Sousa: Hoover has an annual budget of $38 million, including research, administrative personnel, and the library and archives.

He: Many people in charge must raise their own capital; do you have to do that?

Sousa: Luckily, I don’t have to do that full time. Fundraising is more or less part of each manager’s responsibilities, but my main responsibility is not fundraising.

He: In your capacity as senior associate director of the Hoover Institution, what is the most important work in the development of the collection?

Sousa: I have been in this position for five years, and have been very lucky to have spent them stably and peacefully. In the past two or three years, speaking of the archives department under my direction, I feel that the greatest accomplishment was participating in the smooth acquisition of important and valuable archives, one after another, especially the Chiang Kai-shek diaries, the Kuomintang historical archives, the Iraq Memory Foundation archives, and former KGB archives.

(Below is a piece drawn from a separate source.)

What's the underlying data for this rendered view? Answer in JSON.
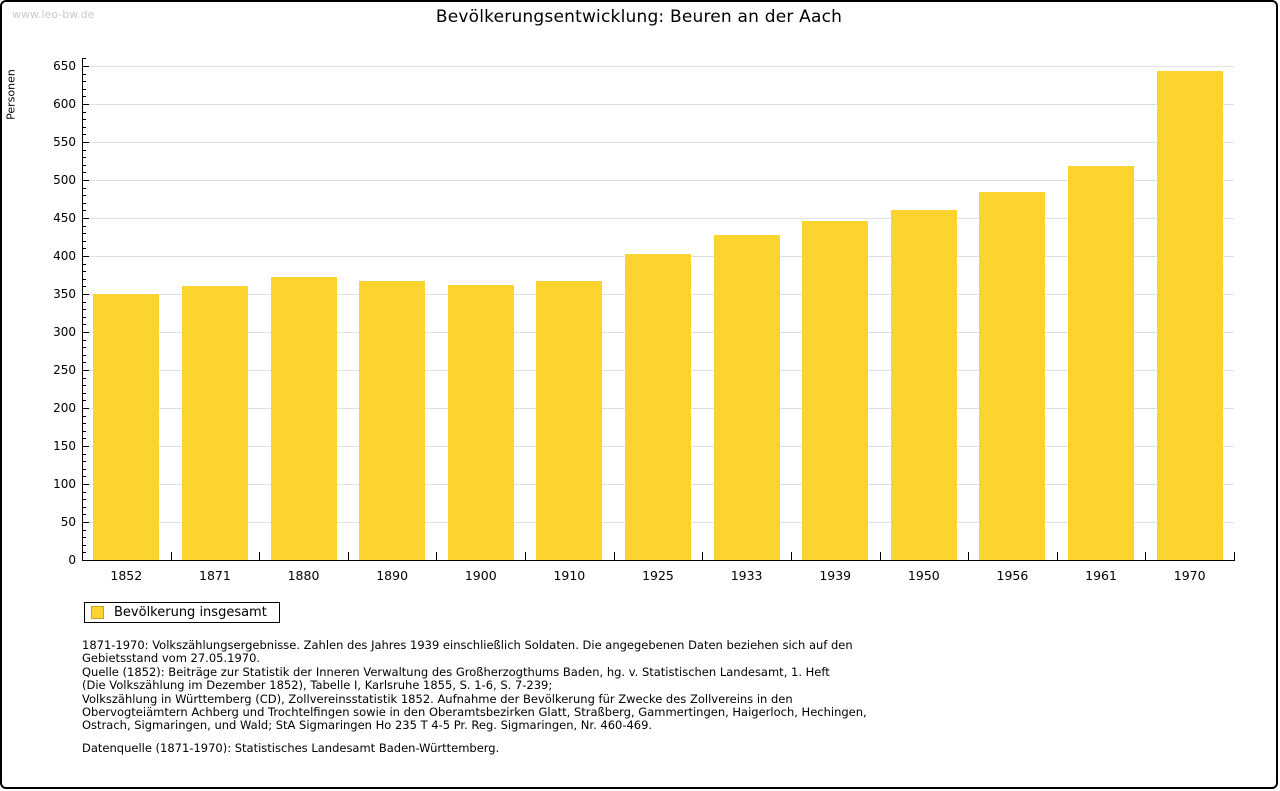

Another important project under my purview was the construction of a new laboratory for preservation, using the most advanced techniques to protect and reconstruct these valuable materials. To give you one example: when the Chiang Kai-shek diaries first arrived at Hoover, they were like bricks; you couldn’t open them. Because the Hoover technical staff meticulously and professionally put them in order, the diaries are in a proper condition for access.